One of his councillors, Brenda Locke, eventually turned tail on McCallum generally and the local policing idea specifically. She used her about-turn as a wedge with the mayor in her campaign to succeed him. But hers was a Pyrrhic victory, because by the time she earned office last October, hundreds had applied for and joined the fledgling force. Surrey had two police forces in the fold, one experienced and one exuberant, one active and one in the wings.
If McCallum’s move seemed a mistake that was making more and more sense, Locke’s move seemed sensible but more and more a mistake. Her initial support of a local force appeared to have the ear of the province, whereas her latter support of the status quo had neither the ear from Victoria nor a ringing endorsement from Ottawa. Indeed, on the eve of the province’s announcement this week, the feds affirmed they want out of the local police business.

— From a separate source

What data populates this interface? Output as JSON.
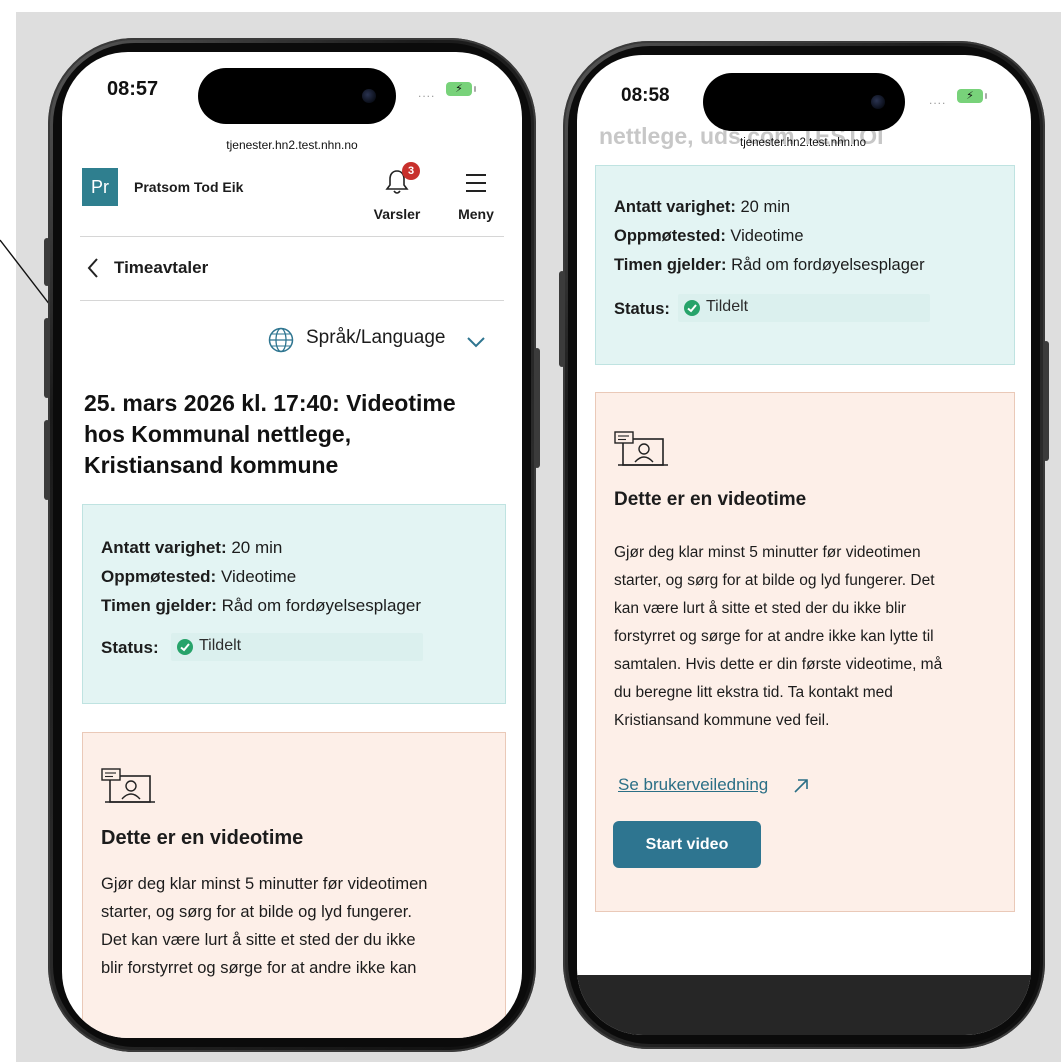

Much silly business ensued, including reports from the pro and con contingents that were redacted and only read by officials under the cone of silence, as if they were documents more serious than the stuff in the Mar-a-Lago bathroom.
Eventually the province had had enough of the nose-thumbing, was concerned enough by the threat to provincial policing by the Locke council plan, and determined this week that the McCallum plan – the one originally supported by Locke, and for that matter the referendum voters – was the call. Along the way Solicitor General Mike Farnworth had set the bar high for Locke to meet in retaining the Mounties and offered financial inducements to let them go.
He argued they’d gone far enough down the highway that they’d run out of gas in trying to turn back. There is a serious Mountie shortage in B.C., and he said replenishing the Surrey detachment would hurt the force’s operational effectiveness elsewhere provincially. “It’s just not safe to go backwards,” he added.
Locke was unimpressed and thought the police beauty contest was rigged. “We had a choice so long as it was Minister Farnworth’s option,” she grumbled. She and some others question the province’s right to direct municipalities on how they’ll be policed – not so much on whether they can, but whether they should.
For those who wonder why it took this long to confirm the initial Surrey move, Farnworth argued that he only used the Police Act powers to direct the city when Surrey hatched the RCMP plan in such a way as to jeopardize policing in the province. Even so, it’s a hot mess right now. There must have been a better way.
The rhetoric reached a peak this week when the mayor accused the minister of misogyny and bullying, so it’s going to take some therapy to get them to work together, but work together they must. To bring the team along, the province has reached across the aisle somewhat to enlist former BC Hydro CEO and BC Liberal-era deputy minister Jessica McDonald to mediate, navigate and take the temperature down.
The timeline for the transition is less than clear, and this local force may only be a step toward a provincial police force. But now that there is clarity on who will be walking the beat, Locke would be unwise to litigate. She won the mayoralty in part for her policing pledge but mainly because she was replacing the forlorn and fumbling guy whose idea just so happened to prove prescient and proper.
Kirk LaPointe is publisher and executive editor of Business in Vancouver and vice-president, editorial, of Glacier Media.